Modern Devletin Doğası ve Müdafaası

Rifa’at Ali Abou-El-Haj, Modern Devletin Doğası: 16. Yüzyıldan 18. Yüzyıla Osmanlı İmparatorluğu

Çev: Oktay Özel, Canay Şahin, Ankara: İmge Kitabevi, 2000.

Osmanlı İmparatorluğu tarihi çalışmaları genellikle iki izlek üzerinde cereyan edegelmiştir. Osmanlı’yı dönemindeki birçok devlet gibi çevresiyle ve içerisiyle dinamik bir yapı olarak etrafıyla benzer özellikler gösteren ve yakın tarihsel süreçler yaşayan bir devlet olarak ele alan dünya tarihselci bir çizginin karşısında, onu Türk-İslam kültürünün sui generis bir sentezi, tamamen kendine has ve genellikle zaman içinde pek de farklılık göstermeyen statik bir toplumsal ve sosyo-ekonomik hilkat garibesi yahut zat-ı şahane olarak gören bir çizgi vardır.

Osmanlı’yı bir dünya-tarihsel fenomen olarak çevresiyle dinamik bir etkileşim içerisindeki modern bir devlet namzeti olarak ele alan yaklaşımıyla Abou-El-Haj, Batı tarihçiliğinin Osmanlı tarihine oryantalistik bakışının da esaslı bir eleştirisini yapıyor bu kısa ama yoğun çalışmasında. Özellikle Osmanlı’nın görece ihmal edilen ve duraklama, gerileme paradigmalarıyla düşünülen 16. ve 18. yüzyıllarına yoğunlaşan bu çalışma, Osmanlı’yı dönemin erken modern devletlerinden biri olarak ve Avrupa (ve dolayısıyla Dünya) tarihinin ayrılmaz bir parçası olarak değerlendiren yaklaşımıyla Osmanlı Tarihi çalışmalarında yeni bir yönelimin okunması elzem örneklerinden biridir.

Bünyamin Bezci, Carl Schmitt’in Politik Felsefesi: Modern Devletin Müdafaası

İstanbul: Paradigma Yayıncılık, 2006.

Ünlü hukuk felsefecisi ve Nazilerin başhukukçusu Carl Schmitt, özellikle 11 Eylül sonrasında ABD’nin neo-con politik yöneliminin teorik öncüllerini temsil ettiği gerekçesiyle sosyal bilim camiasında dikkate değer bir figür haline geldi.
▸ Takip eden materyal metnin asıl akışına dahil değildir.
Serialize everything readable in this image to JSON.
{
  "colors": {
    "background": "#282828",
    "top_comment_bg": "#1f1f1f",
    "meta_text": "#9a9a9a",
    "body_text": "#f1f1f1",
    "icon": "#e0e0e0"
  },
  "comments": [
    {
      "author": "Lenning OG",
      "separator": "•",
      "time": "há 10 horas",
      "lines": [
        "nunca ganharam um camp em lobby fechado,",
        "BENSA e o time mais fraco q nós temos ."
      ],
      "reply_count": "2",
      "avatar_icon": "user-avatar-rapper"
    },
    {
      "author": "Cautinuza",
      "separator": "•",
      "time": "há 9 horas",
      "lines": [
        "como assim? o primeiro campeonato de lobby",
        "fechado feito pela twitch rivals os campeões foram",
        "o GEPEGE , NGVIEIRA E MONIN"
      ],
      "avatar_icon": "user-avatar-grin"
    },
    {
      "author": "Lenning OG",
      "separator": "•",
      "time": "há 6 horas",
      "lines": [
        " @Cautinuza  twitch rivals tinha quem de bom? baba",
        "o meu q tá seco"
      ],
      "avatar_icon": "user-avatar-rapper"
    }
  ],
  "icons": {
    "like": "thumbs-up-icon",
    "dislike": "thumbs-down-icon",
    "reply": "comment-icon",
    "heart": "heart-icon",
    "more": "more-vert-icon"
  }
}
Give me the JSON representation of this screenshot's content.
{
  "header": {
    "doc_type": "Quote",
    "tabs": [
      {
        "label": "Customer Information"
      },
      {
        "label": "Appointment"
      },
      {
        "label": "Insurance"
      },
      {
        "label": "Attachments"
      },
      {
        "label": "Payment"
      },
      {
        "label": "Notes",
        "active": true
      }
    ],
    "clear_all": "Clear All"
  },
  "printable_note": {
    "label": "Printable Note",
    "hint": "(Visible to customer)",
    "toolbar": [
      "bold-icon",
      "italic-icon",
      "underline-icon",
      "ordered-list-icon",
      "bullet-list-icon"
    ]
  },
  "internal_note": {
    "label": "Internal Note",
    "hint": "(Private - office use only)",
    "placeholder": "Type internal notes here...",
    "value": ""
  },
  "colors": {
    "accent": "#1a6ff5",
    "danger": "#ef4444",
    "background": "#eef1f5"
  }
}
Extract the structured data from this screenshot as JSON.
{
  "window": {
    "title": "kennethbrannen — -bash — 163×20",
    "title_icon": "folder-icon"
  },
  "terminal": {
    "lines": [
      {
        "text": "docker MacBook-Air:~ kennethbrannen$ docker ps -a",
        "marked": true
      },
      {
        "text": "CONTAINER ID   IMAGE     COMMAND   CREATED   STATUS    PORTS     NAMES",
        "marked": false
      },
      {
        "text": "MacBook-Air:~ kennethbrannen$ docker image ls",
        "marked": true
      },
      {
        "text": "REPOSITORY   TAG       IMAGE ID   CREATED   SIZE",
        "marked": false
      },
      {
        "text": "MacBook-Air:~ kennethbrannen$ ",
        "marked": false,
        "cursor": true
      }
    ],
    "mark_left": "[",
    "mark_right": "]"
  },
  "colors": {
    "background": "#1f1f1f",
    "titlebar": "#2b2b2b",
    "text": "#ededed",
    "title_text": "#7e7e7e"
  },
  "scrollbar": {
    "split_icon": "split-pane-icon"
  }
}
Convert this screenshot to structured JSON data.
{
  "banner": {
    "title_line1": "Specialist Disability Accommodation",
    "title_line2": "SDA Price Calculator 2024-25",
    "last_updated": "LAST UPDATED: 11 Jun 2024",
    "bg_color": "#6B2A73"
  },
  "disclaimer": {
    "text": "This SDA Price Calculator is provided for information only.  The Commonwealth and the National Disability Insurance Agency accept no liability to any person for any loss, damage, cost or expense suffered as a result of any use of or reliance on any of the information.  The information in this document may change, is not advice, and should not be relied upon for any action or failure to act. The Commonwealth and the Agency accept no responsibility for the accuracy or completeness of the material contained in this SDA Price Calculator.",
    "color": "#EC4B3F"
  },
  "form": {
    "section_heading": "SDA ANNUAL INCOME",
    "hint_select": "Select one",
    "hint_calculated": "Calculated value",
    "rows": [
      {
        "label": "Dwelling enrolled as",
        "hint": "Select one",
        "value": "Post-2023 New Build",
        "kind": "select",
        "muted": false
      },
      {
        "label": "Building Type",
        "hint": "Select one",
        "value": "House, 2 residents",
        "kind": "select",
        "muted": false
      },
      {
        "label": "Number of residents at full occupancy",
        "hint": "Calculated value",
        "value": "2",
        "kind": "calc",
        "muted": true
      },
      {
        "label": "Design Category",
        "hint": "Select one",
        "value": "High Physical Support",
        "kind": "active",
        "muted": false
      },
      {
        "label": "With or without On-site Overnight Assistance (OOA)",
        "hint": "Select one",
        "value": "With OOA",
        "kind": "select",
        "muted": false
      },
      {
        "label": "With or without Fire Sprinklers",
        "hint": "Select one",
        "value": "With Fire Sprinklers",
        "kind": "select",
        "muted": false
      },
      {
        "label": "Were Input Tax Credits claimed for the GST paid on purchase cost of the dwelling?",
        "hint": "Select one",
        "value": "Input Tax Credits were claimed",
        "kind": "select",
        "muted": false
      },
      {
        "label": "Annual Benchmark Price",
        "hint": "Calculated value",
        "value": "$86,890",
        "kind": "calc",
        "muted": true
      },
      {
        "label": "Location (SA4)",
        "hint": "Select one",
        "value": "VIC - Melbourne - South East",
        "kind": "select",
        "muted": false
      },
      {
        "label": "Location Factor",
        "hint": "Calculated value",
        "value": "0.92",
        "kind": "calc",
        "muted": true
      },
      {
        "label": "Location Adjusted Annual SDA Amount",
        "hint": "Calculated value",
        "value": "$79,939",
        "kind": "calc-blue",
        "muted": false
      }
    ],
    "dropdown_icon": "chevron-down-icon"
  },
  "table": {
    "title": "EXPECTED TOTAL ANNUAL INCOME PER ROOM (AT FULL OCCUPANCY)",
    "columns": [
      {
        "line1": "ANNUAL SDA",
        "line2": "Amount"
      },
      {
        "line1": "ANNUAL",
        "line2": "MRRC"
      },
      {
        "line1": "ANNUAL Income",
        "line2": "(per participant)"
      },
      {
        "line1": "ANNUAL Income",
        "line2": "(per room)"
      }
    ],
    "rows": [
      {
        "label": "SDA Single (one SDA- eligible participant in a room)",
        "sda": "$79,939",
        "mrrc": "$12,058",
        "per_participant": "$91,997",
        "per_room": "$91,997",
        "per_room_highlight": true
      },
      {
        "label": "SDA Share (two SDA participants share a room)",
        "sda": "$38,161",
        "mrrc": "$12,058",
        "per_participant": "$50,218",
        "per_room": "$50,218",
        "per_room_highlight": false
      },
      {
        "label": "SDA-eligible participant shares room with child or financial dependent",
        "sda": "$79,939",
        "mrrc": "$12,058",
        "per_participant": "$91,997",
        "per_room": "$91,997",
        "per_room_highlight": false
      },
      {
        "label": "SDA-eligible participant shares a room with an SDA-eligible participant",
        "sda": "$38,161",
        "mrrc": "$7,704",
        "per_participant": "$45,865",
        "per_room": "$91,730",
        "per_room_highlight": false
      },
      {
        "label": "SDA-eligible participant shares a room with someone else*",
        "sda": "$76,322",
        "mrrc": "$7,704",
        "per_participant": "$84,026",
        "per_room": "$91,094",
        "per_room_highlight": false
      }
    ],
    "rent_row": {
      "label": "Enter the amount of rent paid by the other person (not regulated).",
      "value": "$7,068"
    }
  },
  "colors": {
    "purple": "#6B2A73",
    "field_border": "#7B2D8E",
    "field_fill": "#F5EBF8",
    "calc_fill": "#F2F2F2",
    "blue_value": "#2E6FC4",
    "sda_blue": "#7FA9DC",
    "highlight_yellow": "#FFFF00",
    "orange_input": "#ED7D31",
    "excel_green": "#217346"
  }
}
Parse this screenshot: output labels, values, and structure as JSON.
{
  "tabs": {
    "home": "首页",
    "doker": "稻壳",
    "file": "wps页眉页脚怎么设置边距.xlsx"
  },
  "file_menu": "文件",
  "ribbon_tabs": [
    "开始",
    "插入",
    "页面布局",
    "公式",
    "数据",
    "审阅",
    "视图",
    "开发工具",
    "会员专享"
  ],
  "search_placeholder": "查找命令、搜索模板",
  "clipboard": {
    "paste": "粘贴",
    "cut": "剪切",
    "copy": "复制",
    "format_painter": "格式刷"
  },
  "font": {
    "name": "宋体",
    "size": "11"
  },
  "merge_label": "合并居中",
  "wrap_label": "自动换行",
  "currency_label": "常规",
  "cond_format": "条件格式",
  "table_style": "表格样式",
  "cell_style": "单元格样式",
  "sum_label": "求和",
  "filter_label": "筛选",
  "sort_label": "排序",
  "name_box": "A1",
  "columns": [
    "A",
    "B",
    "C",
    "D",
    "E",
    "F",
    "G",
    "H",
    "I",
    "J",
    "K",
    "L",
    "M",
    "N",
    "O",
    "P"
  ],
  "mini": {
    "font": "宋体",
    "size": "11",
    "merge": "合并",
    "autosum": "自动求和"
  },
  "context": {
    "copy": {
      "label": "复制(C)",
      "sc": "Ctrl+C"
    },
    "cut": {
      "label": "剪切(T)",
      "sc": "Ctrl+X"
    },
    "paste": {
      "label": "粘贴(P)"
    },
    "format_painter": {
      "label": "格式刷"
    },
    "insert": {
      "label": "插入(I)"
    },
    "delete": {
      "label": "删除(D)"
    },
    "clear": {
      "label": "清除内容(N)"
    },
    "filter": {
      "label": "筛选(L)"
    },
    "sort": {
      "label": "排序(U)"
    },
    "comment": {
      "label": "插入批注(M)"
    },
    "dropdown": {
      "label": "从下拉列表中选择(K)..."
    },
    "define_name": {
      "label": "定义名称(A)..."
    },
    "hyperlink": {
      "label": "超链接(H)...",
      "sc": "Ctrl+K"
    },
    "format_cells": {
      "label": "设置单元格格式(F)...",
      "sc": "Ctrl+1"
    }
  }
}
Öte yandan modern devletin muhtevasını keskin bir gözlem, yetkin ve derinlikli bir analizle gözler önüne seren Carl Schmitt sol siyaset açısından da ilgi çeken bir isim oldu. Modern devletin nomos’u olan iktidar, egemenlik, otorite, düzen ve yasa gibi mefhumların seküler gibi görünen doğalarının aslında gırtlağına kadar teolojik öncüllere batmış olduğunu ironik bir biçimde gösteren Schmitt, bir diğer yanıyla insanlığın asri zamanlarda bir arpa boyu yol alamadığını da bütün açıklığıyla ortaya koymuş oluyor.

Bünyamin Bezci’nin bu kitabı, esas olarak Türkiye’deki Tek Parti dönemi uygulamalarını Schmitt’in yaklaşımı üzerinden tartıştığı doktora tezinin sadece Schmitt’in yaklaşımı anlatan teorik bölümünü kapsıyor. Memleketimizde Schmitt üzerine yapılmış çalışmaların kıtlığı göz önüne alındığında bu tezin kitaplaştırılmış olması daha da önemli hale geliyor. Sonuç olarak Türkçe’de sadece birkaç eseri yayımlanmış olan Carl Schmitt’in felsefesine derli toplu bir giriş olması bakımından Bezci’nin çalışması ilgiye değer bir çalışma olarak göze çarpıyor.